The road back to Antares
Replacing a rocket’s engines is no easy feat. There are a lot of complicated interfaces between the engine and the core of the rocket, and it takes a while to redesign the vehicle’s instrumentation. But in the meantime, Orbital ATK needed to launch cargo to the space station. The company holds a contract with NASA under the Commercial Cargo program, and it’s on the hook to periodically send cargo to the ISS through 2018.
Orbital's Cygnus cargo capsule. (NASA)
While the Antares was out of commission, Orbital still had its Cygnus — the cargo capsule it uses to transport supplies to the ISS. All it needed was another rocket to fly on, because Cygnus is designed to be compatible with different types of rockets. "It’s in our DNA to design our spacecraft to have the flexibility to go on multiple rockets," Frank DeMauro, vice president and general manager of the advanced programs division at Orbital ATK, tells The Verge. Orbital found a new ride in the Atlas V rocket, which is manufactured by the United Launch Alliance. The companies agreed that the Cygnus would launch on two Atlas Vs while the Antares was being retooled, and a year after the accident, the first of those missions launched without a hitch.

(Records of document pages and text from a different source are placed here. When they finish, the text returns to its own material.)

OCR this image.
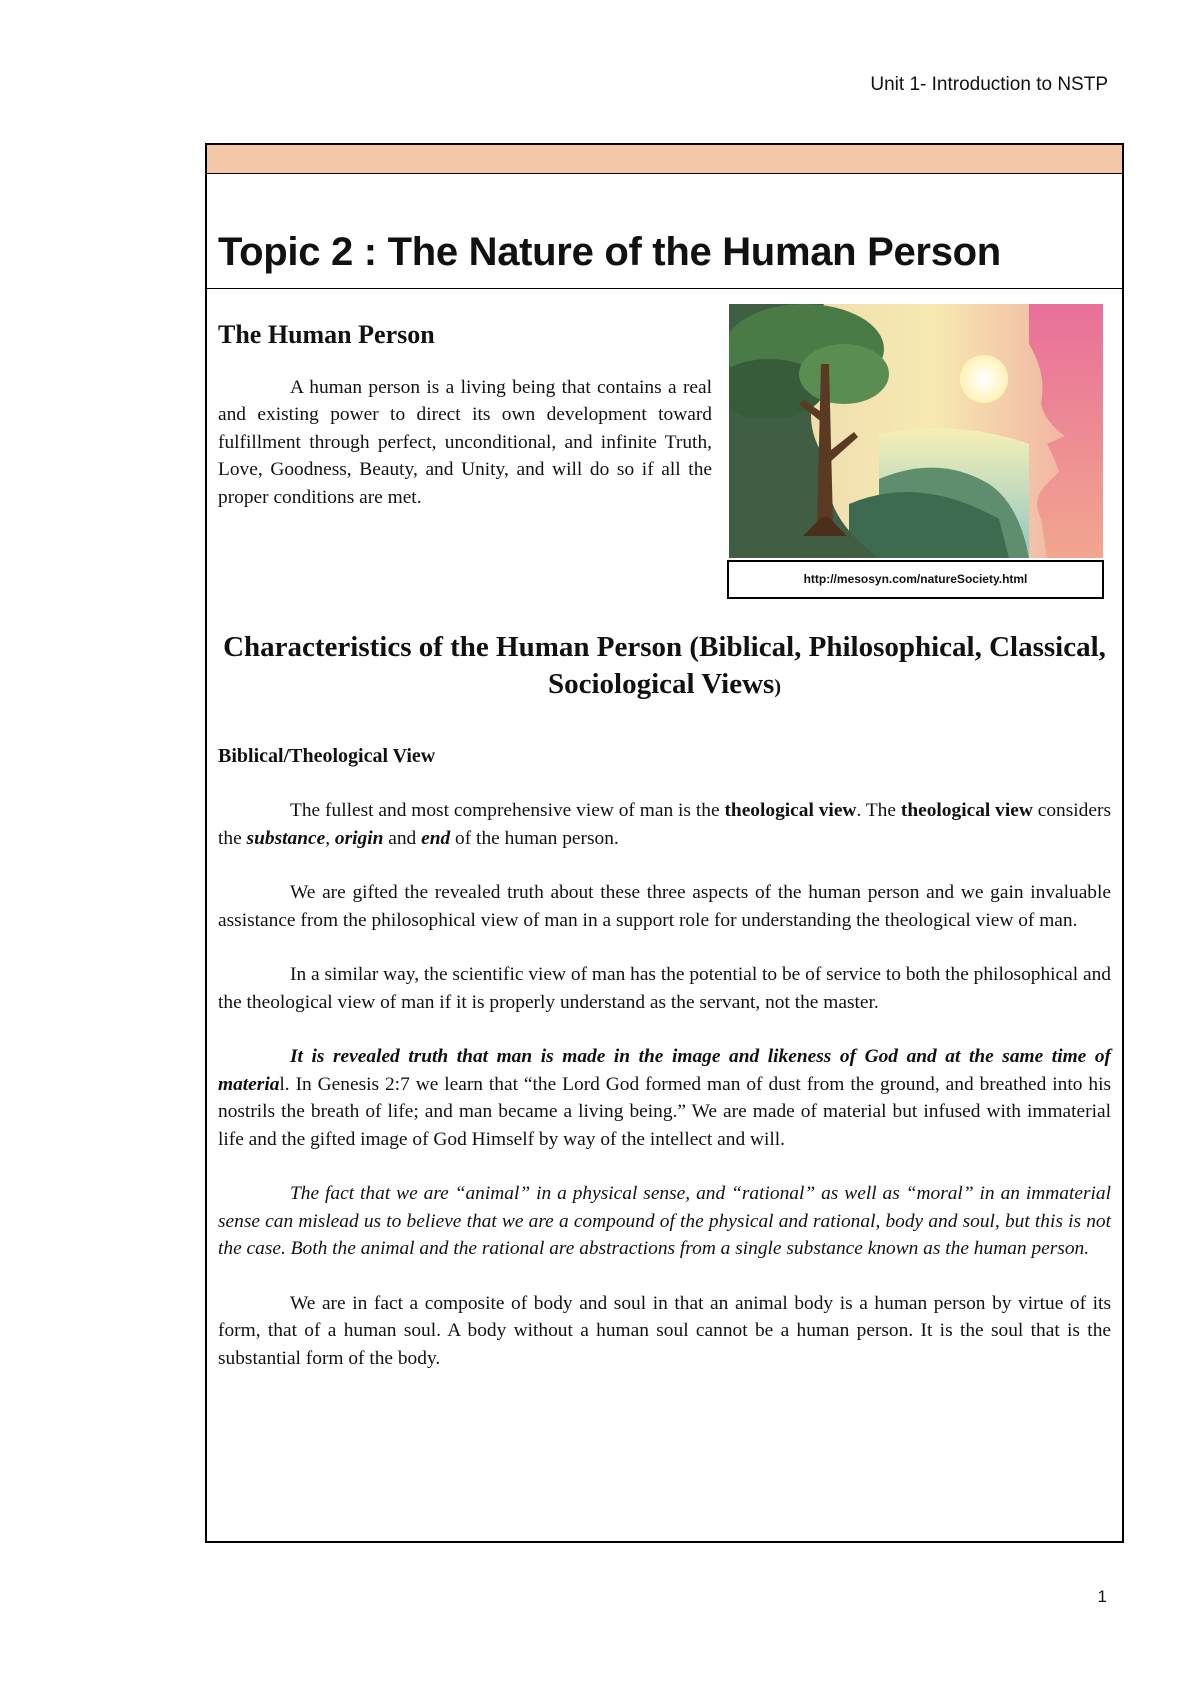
Unit 1- Introduction to NSTP
Topic 2 : The Nature of the Human Person
The Human Person

A human person is a living being that contains a real and existing power to direct its own development toward fulfillment through perfect, unconditional, and infinite Truth, Love, Goodness, Beauty, and Unity, and will do so if all the proper conditions are met.

http://mesosyn.com/natureSociety.html
Characteristics of the Human Person (Biblical, Philosophical, Classical, Sociological Views)
Biblical/Theological View

The fullest and most comprehensive view of man is the theological view. The theological view considers the substance, origin and end of the human person.

We are gifted the revealed truth about these three aspects of the human person and we gain invaluable assistance from the philosophical view of man in a support role for understanding the theological view of man.

In a similar way, the scientific view of man has the potential to be of service to both the philosophical and the theological view of man if it is properly understand as the servant, not the master.

It is revealed truth that man is made in the image and likeness of God and at the same time of material. In Genesis 2:7 we learn that “the Lord God formed man of dust from the ground, and breathed into his nostrils the breath of life; and man became a living being.” We are made of material but infused with immaterial life and the gifted image of God Himself by way of the intellect and will.

The fact that we are “animal” in a physical sense, and “rational” as well as “moral” in an immaterial sense can mislead us to believe that we are a compound of the physical and rational, body and soul, but this is not the case. Both the animal and the rational are abstractions from a single substance known as the human person.

We are in fact a composite of body and soul in that an animal body is a human person by virtue of its form, that of a human soul. A body without a human soul cannot be a human person. It is the soul that is the substantial form of the body.

1
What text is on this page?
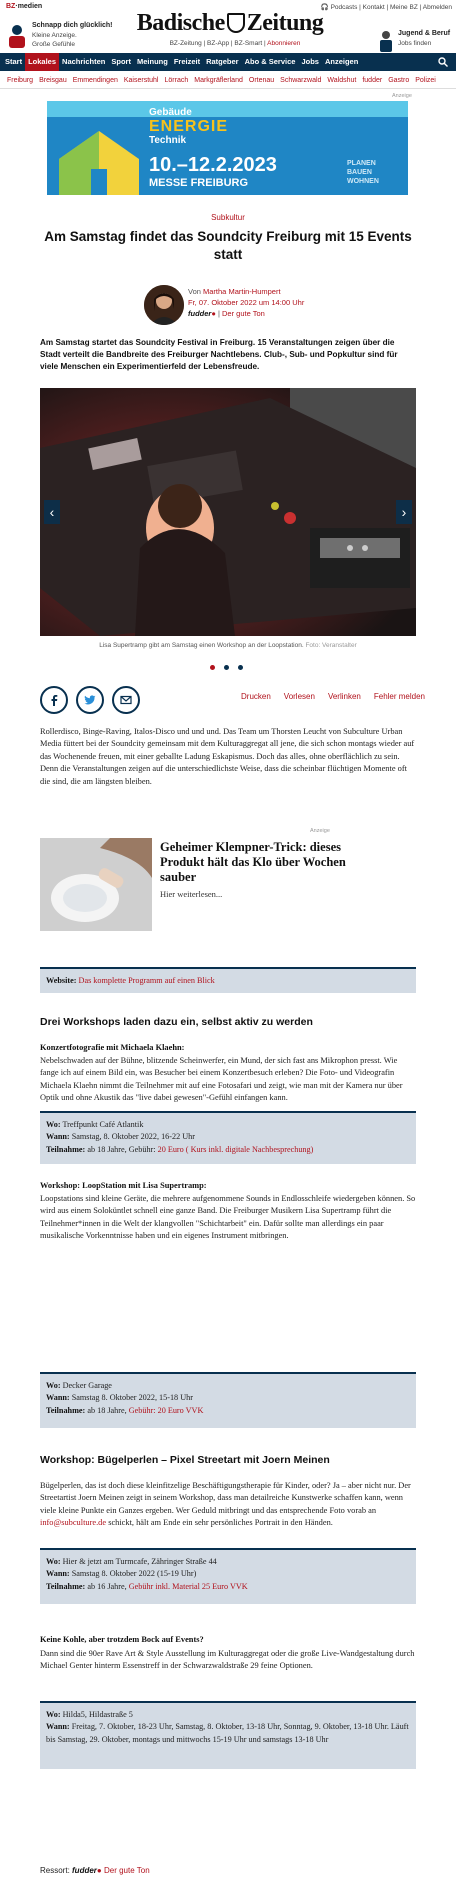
BZ·medien
Schnapp dich glücklich!
Kleine Anzeige.
Große Gefühle
Badische Zeitung
BZ-Zeitung | BZ-App | BZ-Smart | Abonnieren
🎧 Podcasts | Kontakt | Meine BZ | Abmelden
Jugend & Beruf
Jobs finden
Start Lokales Nachrichten Sport Meinung Freizeit Ratgeber Abo & Service Jobs Anzeigen
Freiburg Breisgau Emmendingen Kaiserstuhl Lörrach Markgräflerland Ortenau Schwarzwald Waldshut fudder Gastro Polizei
Anzeige
Gebäude
ENERGIE
Technik
10.–12.2.2023
MESSE FREIBURG
PLANEN
BAUEN
WOHNEN
Subkultur
Am Samstag findet das Soundcity Freiburg mit 15 Events statt
Von Martha Martin-Humpert
Fr, 07. Oktober 2022 um 14:00 Uhr
fudder● | Der gute Ton
Am Samstag startet das Soundcity Festival in Freiburg. 15 Veranstaltungen zeigen über die Stadt verteilt die Bandbreite des Freiburger Nachtlebens. Club-, Sub- und Popkultur sind für viele Menschen ein Experimentierfeld der Lebensfreude.
‹	›
Lisa Supertramp gibt am Samstag einen Workshop an der Loopstation. Foto: Veranstalter
Drucken Vorlesen Verlinken Fehler melden
Rollerdisco, Binge-Raving, Italos-Disco und und und. Das Team um Thorsten Leucht von Subculture Urban Media füttert bei der Soundcity gemeinsam mit dem Kulturaggregat all jene, die sich schon montags wieder auf das Wochenende freuen, mit einer geballte Ladung Eskapismus. Doch das alles, ohne oberflächlich zu sein. Denn die Veranstaltungen zeigen auf die unterschiedlichste Weise, dass die scheinbar flüchtigen Momente oft die sind, die am längsten bleiben.
Anzeige
Geheimer Klempner-Trick: dieses Produkt hält das Klo über Wochen sauber
Hier weiterlesen...
Website: Das komplette Programm auf einen Blick
Drei Workshops laden dazu ein, selbst aktiv zu werden
Konzertfotografie mit Michaela Klaehn:
Nebelschwaden auf der Bühne, blitzende Scheinwerfer, ein Mund, der sich fast ans Mikrophon presst. Wie fange ich auf einem Bild ein, was Besucher bei einem Konzertbesuch erleben? Die Foto- und Videografin Michaela Klaehn nimmt die Teilnehmer mit auf eine Fotosafari und zeigt, wie man mit der Kamera nur über Optik und ohne Akustik das "live dabei gewesen"-Gefühl einfangen kann.
Wo: Treffpunkt Café Atlantik
Wann: Samstag, 8. Oktober 2022, 16-22 Uhr
Teilnahme: ab 18 Jahre, Gebühr: 20 Euro ( Kurs inkl. digitale Nachbesprechung)
Workshop: LoopStation mit Lisa Supertramp:
Loopstations sind kleine Geräte, die mehrere aufgenommene Sounds in Endlosschleife wiedergeben können. So wird aus einem Soloküntlet schnell eine ganze Band. Die Freiburger Musikern Lisa Supertramp führt die Teilnehmer*innen in die Welt der klangvollen "Schichtarbeit" ein. Dafür sollte man allerdings ein paar musikalische Vorkenntnisse haben und ein eigenes Instrument mitbringen.
Wo: Decker Garage
Wann: Samstag 8. Oktober 2022, 15-18 Uhr
Teilnahme: ab 18 Jahre, Gebühr: 20 Euro VVK
Workshop: Bügelperlen – Pixel Streetart mit Joern Meinen
Bügelperlen, das ist doch diese kleinfitzelige Beschäftigungstherapie für Kinder, oder? Ja – aber nicht nur. Der Streetartist Joern Meinen zeigt in seinem Workshop, dass man detailreiche Kunstwerke schaffen kann, wenn viele kleine Punkte ein Ganzes ergeben. Wer Geduld mitbringt und das entsprechende Foto vorab an info@subculture.de schickt, hält am Ende ein sehr persönliches Portrait in den Händen.
Wo: Hier & jetzt am Turmcafe, Zähringer Straße 44
Wann: Samstag 8. Oktober 2022 (15-19 Uhr)
Teilnahme: ab 16 Jahre, Gebühr inkl. Material 25 Euro VVK
Keine Kohle, aber trotzdem Bock auf Events?
Dann sind die 90er Rave Art & Style Ausstellung im Kulturaggregat oder die große Live-Wandgestaltung durch Michael Genter hinterm Essenstreff in der Schwarzwaldstraße 29 feine Optionen.
Wo: Hilda5, Hildastraße 5
Wann: Freitag, 7. Oktober, 18-23 Uhr, Samstag, 8. Oktober, 13-18 Uhr, Sonntag, 9. Oktober, 13-18 Uhr. Läuft bis Samstag, 29. Oktober, montags und mittwochs 15-19 Uhr und samstags 13-18 Uhr
Ressort: fudder● Der gute Ton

Meanwhile, NASA, Orbital, and the state of Virginia spent a year repairing the launch pad at Wallops to get it ready for flights again. And finally in May, the newly refurbished Antares underwent its first big test at the flight facility: a static fire. That’s when the rocket’s engines are turned on while the vehicle is constrained, to see if everything is working properly. The 30-second test was a success, according to Orbital. Since then, it’s been a matter of pinpointing a launch date, and after a number of delays and a meddling hurricane, the Antares is finally set to launch on October 16th at 8:03PM ET.
Launch and the future
Now, it’s time to see if the company’s hard work has paid off. But not everyone has been complimentary of Orbital’s return to flight plan. NASA’s Office of the Inspector General released a report last year criticizing the company’s tight schedule and expressing concern that the Antares wouldn’t undergo a flight test before its first mission. Orbital is confident that things will go well, though, but nerves will still be running high.
"In nine minutes you get to determine how you did for the last couple of years of work."
"It’ll be the usual heart attack and then when I start breathing again, we’ll pay attention to [data] we get back and the video," says Eberly. "I’m really anxious to see how it flies and performs. We think it’ll go very well." Once the rocket lifts off, it’s only nine minutes until the Cygnus spacecraft separates in space and ventures the rest of the way to the ISS. "In nine minutes you get to determine how you did for the last couple of years of work," says Eberly. "It’s just the nature of the business."
The updated Antares rolling out to the launch pad for this weekend's launch. (NASA)
Those nine minutes have the potential to reestablish Orbital as a launch provider and put it on course for a vibrant future ahead. Recently, the company announced that it had partnered with Stratolaunch Systems, to help launch satellites into space. The plan is for Orbital’s Pegasus XL rockets to launch from a massive plane that Stratolaunch is manufacturing. And beyond that, Orbital eventually wants to get into the space habitat business. The company has a plan of turning its Cygnus cargo capsule into a deep space habitat that could house astronauts near the Moon or even on the surface of Mars.
"We think we’re just getting started with Cygnus and that it has a bright future for many years to come," says DeMauro. "We’re always careful that we’re focused on the mission at hand, but we have to have goals and pull together those visions for the future. Orbital ATK is very well placed to take part in that future."